The project bundles an array of academic expertise from across many disciplines—history, art history, computational linguistics, computer vision, semantic web, museology, heritage science, and chemistry, with further expertise from cultural heritage insтιтutes, intangible heritage organizations, policy makers, and the creative and fragrance industries. The team will develop novel methods in sensory mining and olfactory heritage science to collect information about smell from multinational digital text and image collections,” the science team writes on their website.
“Once you start looking at printed texts published in Europe since 1500 you will find loads of references to smell, from religious scents – like the smell of incense – through to things like tobacco,” said Dr William Tullett of Anglia Ruskin University in Cambridge, a member of the Odeuropa team and the author of Smell in Eighteenth-Century England.
Geertgen tot Sint Jans, Adoration of the Magi, 1480 – 1485. Two of the gifts offered to Jesus were scents.

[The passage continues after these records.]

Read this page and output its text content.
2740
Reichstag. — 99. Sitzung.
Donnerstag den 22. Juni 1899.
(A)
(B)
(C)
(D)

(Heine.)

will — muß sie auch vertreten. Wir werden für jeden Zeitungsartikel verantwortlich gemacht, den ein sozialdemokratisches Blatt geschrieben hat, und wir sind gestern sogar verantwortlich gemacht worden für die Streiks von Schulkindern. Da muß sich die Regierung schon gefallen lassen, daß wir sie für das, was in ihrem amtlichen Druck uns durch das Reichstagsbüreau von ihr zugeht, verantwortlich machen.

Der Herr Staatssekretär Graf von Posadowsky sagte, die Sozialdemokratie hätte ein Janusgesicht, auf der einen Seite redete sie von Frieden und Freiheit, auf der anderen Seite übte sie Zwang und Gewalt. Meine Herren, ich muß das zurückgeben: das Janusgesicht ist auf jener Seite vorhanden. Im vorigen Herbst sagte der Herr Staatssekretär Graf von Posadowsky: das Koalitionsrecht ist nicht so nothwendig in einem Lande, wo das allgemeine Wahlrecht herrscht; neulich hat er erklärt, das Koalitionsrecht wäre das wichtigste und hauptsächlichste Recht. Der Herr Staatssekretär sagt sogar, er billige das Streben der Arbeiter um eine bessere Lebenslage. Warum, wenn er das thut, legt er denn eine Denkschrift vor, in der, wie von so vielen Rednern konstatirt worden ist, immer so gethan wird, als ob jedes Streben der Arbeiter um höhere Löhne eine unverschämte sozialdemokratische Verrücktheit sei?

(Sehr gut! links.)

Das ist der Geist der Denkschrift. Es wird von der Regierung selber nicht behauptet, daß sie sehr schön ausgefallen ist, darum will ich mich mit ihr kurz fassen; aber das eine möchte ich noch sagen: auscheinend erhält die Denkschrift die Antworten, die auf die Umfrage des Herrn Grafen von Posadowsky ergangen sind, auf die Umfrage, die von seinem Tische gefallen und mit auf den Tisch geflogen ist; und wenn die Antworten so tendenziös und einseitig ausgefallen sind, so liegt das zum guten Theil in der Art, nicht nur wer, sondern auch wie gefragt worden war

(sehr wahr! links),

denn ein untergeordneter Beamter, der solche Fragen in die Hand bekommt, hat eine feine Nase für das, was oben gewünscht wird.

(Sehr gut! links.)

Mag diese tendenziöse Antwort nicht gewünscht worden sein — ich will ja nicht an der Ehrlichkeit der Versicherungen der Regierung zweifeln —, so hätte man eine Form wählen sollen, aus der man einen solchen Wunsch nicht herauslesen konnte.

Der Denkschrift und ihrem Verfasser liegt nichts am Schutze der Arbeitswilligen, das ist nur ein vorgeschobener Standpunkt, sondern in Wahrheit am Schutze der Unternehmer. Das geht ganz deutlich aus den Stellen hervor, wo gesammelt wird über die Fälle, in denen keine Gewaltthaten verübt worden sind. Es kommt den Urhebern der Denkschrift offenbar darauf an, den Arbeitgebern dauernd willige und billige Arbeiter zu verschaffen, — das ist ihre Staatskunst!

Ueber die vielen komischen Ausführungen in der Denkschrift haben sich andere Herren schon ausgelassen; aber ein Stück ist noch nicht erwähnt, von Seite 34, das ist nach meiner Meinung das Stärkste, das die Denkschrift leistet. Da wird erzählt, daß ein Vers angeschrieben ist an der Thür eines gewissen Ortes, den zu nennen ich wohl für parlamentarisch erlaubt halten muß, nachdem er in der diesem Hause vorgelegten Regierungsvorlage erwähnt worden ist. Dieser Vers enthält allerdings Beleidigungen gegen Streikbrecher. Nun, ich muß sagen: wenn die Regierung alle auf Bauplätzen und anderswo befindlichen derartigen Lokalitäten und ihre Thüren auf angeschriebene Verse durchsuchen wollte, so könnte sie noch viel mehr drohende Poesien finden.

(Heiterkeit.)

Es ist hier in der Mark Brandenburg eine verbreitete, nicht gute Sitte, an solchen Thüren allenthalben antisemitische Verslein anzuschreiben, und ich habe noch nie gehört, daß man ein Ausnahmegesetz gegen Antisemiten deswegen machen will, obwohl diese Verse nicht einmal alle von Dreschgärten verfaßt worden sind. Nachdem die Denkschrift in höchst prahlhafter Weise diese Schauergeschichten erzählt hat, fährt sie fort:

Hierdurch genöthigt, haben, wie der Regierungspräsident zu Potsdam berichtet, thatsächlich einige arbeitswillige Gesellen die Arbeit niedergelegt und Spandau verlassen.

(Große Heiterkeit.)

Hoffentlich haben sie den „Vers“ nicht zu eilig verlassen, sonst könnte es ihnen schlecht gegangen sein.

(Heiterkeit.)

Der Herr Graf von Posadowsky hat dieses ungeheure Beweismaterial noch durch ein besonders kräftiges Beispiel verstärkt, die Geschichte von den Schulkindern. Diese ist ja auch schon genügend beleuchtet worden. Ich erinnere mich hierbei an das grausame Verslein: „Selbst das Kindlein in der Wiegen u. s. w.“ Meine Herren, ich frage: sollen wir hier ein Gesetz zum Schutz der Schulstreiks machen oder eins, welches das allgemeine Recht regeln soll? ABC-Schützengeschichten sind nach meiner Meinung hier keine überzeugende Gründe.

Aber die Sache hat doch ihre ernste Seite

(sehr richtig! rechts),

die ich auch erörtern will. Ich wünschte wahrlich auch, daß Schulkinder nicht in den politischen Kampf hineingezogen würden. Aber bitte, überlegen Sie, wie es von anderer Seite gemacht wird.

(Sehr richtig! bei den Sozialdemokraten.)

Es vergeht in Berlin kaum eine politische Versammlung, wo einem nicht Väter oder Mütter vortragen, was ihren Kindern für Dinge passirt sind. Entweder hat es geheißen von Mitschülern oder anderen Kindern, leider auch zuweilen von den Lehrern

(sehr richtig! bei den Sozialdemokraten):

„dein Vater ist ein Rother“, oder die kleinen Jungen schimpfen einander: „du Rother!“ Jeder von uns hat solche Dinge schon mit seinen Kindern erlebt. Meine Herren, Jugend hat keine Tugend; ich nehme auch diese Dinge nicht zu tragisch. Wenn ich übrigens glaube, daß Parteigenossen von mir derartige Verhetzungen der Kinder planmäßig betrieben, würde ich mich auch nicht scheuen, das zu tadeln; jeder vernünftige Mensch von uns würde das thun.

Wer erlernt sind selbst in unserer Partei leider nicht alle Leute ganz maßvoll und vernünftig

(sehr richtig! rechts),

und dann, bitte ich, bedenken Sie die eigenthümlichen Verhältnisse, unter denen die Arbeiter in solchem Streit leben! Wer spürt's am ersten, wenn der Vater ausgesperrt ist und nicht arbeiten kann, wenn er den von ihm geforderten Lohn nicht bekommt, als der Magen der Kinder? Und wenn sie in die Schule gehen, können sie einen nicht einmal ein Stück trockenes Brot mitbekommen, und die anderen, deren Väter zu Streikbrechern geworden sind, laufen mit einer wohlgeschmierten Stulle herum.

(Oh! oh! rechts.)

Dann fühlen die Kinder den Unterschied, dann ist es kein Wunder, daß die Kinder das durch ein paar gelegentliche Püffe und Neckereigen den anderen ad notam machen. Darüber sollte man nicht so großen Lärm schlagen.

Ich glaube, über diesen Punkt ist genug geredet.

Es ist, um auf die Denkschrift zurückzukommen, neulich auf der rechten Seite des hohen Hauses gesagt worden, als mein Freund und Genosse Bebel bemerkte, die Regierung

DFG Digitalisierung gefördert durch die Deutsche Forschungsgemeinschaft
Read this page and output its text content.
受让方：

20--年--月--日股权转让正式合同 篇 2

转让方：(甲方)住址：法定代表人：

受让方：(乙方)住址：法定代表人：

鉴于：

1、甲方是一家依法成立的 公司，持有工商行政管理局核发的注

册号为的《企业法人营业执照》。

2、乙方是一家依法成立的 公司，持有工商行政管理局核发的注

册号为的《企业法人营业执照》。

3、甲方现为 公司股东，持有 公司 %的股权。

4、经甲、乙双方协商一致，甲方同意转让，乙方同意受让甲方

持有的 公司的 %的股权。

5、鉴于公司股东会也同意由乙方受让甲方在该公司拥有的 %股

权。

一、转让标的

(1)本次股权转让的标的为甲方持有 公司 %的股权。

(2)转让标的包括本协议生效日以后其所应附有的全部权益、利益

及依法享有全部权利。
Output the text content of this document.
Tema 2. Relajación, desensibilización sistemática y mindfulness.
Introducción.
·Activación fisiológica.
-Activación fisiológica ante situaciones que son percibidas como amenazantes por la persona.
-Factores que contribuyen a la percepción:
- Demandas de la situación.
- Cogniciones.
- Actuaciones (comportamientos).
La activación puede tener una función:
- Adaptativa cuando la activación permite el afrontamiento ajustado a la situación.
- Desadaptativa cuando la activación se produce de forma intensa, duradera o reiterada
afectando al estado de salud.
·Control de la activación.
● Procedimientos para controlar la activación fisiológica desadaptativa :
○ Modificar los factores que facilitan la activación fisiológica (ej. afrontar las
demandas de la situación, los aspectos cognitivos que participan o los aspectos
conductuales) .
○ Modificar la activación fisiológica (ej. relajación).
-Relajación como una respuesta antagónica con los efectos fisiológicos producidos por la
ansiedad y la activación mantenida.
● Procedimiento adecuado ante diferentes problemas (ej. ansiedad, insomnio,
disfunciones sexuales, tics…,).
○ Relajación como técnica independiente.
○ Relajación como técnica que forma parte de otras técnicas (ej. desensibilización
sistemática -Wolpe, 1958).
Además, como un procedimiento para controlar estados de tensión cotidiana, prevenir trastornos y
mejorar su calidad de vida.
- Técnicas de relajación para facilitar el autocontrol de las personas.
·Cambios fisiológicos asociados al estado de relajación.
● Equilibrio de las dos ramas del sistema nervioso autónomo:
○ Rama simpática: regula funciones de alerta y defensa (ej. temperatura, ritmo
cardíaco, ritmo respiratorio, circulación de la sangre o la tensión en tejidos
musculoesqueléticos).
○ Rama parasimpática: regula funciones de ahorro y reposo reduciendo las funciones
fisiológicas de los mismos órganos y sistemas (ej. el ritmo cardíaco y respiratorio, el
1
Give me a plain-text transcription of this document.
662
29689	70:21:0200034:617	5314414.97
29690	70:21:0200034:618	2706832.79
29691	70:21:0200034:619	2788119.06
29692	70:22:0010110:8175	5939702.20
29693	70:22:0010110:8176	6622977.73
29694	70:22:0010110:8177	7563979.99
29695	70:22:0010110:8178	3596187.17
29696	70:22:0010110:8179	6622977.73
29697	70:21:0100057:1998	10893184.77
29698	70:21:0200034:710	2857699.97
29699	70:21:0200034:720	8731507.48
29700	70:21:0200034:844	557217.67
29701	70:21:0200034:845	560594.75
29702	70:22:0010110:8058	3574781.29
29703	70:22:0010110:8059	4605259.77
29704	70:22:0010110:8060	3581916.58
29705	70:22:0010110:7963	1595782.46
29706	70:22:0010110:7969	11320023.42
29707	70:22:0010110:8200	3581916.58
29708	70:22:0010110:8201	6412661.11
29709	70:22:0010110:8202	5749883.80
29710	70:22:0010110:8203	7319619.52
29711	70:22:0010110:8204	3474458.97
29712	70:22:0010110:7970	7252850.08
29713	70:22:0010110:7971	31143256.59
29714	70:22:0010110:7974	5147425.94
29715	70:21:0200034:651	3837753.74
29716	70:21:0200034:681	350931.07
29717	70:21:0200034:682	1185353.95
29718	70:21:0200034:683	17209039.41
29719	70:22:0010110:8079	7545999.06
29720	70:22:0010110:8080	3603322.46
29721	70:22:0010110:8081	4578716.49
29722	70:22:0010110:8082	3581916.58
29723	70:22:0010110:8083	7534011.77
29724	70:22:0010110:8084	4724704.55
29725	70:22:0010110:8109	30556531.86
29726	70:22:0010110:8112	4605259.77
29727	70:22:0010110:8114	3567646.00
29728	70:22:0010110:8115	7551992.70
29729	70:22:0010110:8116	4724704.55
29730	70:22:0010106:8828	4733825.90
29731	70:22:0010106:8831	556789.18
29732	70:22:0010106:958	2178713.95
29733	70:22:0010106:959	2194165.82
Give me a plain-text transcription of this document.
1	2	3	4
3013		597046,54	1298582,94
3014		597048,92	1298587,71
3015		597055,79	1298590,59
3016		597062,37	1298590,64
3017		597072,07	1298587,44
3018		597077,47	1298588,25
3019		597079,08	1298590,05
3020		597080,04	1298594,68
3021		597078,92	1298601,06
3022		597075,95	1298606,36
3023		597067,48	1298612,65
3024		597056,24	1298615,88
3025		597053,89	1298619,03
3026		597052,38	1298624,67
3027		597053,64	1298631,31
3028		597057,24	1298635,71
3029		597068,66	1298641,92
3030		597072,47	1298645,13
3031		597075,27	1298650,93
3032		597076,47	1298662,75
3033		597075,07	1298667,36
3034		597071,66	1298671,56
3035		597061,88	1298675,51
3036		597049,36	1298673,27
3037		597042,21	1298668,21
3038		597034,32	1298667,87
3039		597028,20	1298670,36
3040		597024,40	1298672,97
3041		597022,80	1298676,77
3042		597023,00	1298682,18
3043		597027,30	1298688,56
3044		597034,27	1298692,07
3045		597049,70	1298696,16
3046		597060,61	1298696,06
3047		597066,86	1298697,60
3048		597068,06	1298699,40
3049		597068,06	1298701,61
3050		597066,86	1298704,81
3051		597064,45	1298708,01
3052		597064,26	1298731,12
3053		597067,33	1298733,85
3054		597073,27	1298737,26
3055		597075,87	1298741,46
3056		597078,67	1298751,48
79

Myrrh literally translates as bitter and smells accordingly.
“It will [also] include discussions of particular types of noses from the past – the kinds of people for whom smell was significant and what smell meant to them,” said Tullett, adding that one example would be physicians.
“That could take us into all kinds of different scents, whether that is the use of herbs like rosemary to protect against plague, [or] the use of smelling salts in the 18th and 19th centuries as an antidote to fits and fainting,” he said.
The end result of the study sounds promising if you’re interested in the scent of old Europe.
The historical scent data will be curated and published in an online Encyclopaedia of Smell Heritage, describing the sensory qualities and meanings of the scents and tracing the storylines of key scents, fragrant places, and olfactory practices.
This database will become an archive for the olfactory heritage of Europe, enabling future generations to access and learn about the scented past.